While Dedmon was recuperating in Chattanooga, suffering from depression, Trant was sideswiped by revelations that Dedmon    was talking to the Federal Bureau of Investigation and prosecutors about an alleged attempt by Trant to get him to take the fall for Looper's crimes.

"He (Trant) asked me how much money it would take for me to take the fall for Byron or if I could find somebody to do it," Dedmon said in a statement. "I told him there wasn't no amount of money that could make me do that."

Trant was incensed.

"I will take a lie-detector test, and I ask Mr. Dedmon to do the same," Trant wrote in answer to Dedmon's charges. "And when he fails, I suggest that the district attorney consider perjury charges against him."

Trant said Dedmon had possibly become delusional because of the pressure and admitted that the Gibson tape may be a fake.   The damage to his defense strategy was irreparable, and quickly Trant and Looper became distant.

When Dedmon, in treatment for drug abuse and depression, failed to answer two subpoenas issued by Daniel, the judge ordered him picked up from Chattanooga. He appeared in court, dressed in a standard jailhouse orange jumpsuit, appearing dazed and bedraggled.
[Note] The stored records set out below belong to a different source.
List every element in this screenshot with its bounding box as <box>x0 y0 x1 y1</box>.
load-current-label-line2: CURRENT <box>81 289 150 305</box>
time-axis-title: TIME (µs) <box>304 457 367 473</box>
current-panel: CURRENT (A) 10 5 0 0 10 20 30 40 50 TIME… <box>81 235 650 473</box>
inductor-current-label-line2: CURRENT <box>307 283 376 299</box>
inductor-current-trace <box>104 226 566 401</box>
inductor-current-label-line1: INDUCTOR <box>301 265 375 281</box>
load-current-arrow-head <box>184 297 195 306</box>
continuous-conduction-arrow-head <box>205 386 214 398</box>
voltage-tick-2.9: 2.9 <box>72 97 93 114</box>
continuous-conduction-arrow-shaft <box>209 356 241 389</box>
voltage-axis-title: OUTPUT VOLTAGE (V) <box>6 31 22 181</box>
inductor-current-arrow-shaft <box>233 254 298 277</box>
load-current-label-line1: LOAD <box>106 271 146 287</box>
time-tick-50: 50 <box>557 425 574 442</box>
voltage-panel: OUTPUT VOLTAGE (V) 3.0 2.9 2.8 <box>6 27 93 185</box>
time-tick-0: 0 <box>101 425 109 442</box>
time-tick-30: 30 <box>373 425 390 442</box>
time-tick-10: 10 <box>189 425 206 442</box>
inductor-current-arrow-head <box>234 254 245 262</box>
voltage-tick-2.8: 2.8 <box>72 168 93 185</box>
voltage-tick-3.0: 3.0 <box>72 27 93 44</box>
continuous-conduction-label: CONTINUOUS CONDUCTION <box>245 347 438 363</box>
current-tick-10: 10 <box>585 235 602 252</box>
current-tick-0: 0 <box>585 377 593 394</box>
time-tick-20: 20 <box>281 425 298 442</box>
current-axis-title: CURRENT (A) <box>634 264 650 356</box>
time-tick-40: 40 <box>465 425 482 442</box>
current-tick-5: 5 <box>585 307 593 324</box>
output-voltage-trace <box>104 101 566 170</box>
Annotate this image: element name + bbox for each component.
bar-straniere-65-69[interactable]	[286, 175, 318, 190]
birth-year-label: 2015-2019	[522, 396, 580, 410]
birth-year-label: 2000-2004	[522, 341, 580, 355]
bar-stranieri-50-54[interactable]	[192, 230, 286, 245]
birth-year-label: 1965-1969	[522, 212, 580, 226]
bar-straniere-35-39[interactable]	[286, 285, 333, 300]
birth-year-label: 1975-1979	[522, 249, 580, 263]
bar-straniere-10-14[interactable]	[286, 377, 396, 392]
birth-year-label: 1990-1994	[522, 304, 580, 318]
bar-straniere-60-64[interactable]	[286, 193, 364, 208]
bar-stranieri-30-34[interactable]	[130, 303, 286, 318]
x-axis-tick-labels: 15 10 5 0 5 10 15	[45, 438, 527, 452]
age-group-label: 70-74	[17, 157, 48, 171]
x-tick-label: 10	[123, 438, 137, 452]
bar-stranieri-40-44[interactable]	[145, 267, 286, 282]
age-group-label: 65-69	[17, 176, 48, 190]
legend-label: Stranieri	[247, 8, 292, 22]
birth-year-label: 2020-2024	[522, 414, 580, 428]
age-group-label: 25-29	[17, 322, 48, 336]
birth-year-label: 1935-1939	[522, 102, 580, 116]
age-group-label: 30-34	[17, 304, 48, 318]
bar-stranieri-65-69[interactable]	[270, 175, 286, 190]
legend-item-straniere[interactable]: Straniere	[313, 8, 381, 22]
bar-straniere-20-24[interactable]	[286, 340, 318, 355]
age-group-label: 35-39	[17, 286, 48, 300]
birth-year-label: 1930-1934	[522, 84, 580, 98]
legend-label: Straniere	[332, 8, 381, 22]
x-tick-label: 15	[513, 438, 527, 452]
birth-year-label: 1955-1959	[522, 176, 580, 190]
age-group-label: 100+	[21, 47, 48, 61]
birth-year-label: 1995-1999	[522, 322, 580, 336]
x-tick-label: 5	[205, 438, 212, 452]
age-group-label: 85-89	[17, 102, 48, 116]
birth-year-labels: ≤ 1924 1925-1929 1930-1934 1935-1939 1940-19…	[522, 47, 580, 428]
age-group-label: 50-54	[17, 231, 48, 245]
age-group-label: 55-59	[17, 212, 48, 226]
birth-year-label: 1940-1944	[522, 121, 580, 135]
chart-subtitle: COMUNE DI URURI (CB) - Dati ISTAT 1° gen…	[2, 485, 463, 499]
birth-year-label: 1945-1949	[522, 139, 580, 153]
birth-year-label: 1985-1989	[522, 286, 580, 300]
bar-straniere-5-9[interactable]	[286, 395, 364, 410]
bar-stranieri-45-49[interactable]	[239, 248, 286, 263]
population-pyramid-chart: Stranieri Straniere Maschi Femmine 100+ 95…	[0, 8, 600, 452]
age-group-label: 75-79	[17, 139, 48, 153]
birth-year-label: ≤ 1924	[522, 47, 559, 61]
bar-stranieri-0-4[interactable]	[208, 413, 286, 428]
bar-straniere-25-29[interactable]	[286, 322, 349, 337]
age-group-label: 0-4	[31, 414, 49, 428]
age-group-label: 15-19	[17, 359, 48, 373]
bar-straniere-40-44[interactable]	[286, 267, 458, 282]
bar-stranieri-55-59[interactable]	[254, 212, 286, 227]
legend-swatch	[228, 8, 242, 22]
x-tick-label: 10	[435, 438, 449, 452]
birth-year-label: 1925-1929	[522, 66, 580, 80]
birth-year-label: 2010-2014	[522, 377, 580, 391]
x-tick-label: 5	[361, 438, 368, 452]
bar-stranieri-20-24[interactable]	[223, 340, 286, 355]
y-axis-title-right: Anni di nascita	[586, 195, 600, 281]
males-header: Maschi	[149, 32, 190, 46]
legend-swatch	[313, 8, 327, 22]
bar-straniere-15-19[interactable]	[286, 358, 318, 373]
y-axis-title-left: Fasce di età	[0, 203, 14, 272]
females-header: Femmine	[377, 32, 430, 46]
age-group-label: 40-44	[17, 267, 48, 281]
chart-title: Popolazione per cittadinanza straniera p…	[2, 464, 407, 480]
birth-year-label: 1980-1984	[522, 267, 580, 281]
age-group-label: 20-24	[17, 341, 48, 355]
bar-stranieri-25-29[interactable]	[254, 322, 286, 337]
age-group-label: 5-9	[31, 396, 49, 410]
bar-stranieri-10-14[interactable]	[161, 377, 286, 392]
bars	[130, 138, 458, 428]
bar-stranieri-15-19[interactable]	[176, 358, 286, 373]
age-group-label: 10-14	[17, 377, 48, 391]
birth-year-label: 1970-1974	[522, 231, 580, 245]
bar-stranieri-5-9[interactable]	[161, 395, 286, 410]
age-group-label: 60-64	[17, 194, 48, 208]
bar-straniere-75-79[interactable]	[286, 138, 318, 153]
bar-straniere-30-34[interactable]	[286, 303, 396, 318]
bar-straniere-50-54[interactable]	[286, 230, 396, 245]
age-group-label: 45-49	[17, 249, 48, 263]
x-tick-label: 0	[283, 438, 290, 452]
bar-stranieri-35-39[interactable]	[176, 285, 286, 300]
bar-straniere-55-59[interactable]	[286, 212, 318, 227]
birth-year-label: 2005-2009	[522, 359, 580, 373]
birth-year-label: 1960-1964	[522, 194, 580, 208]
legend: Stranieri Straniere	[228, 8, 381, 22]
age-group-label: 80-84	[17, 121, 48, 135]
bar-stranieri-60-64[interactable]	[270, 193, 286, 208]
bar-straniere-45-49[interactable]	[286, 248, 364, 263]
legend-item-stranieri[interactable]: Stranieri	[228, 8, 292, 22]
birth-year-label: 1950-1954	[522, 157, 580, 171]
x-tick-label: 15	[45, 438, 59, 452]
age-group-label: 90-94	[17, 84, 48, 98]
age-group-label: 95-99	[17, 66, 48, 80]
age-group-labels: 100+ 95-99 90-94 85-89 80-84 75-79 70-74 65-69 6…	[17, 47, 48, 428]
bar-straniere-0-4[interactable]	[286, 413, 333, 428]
"I don't remember nothing past about three months ago," Dedmon told the court when he was compelled to testify about the infamous tape and his allegations. "I've been on drugs real bad, and I can't recall anything."

Even still, Dedmon continued to assert he was the real set-up target; he claimed Looper's younger brother offered him $6,000 or $7,000 to keep his mouth shut about what he knew about the case.

He also tried to stick to his story about Trant asking him to take the fall, but his disjointed answers, combined with his difficulty in remembering most details, made the story appear implausible. Maybe it was Trant who approached him, maybe it was Burgess. Dedmon couldn't recall.

Daniel ruled that the tape was as unreliable as Dedmon was and said it would not be admitted into evidence. He sternly warned both sides to put the matter to rest.